Last, two manuscripts addressed the nanofluids applications. M.-J. Kao proposed and developed an arc-submerged nanoparticle synthesis system (ASNSS) for fabricating Ni/Ag nanocompound fluid. The detailed properties analysis of the nanocompound fluid was provided. The experiment results showed that the Ni/Ag nanofluid not only preserves the magnetic character of the nickel and the ability of silver to absorb visible light but also enhances the thermal conductivity. The paper by T. Y. Chen et al. described the effect of the cationic chitosan dispersant on the thermal conductivity, dispersion, and suspension of 15 nm Al2O3/water nanofluid. The cationic chitosan dispersant was shown to improve the dispersion and suspension of nanofluid. A better performance of thermal conductivity was found when compared with nanofluid when adding cationic chitosan dispersant.

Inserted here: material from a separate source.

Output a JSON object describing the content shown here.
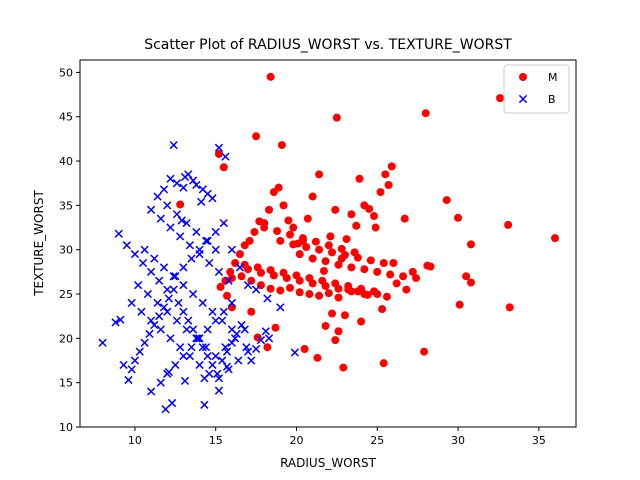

By compiling these papers, we hope to enrich our readers and researchers with respect to these exciting, insightful observations of nano-, ceramic, and metallic materials applications on various engineering. We hope that this special issue would attract major attention of the peers.
We would like to express our appreciation to all the authors and reviewers for their great support to make this special issue possible.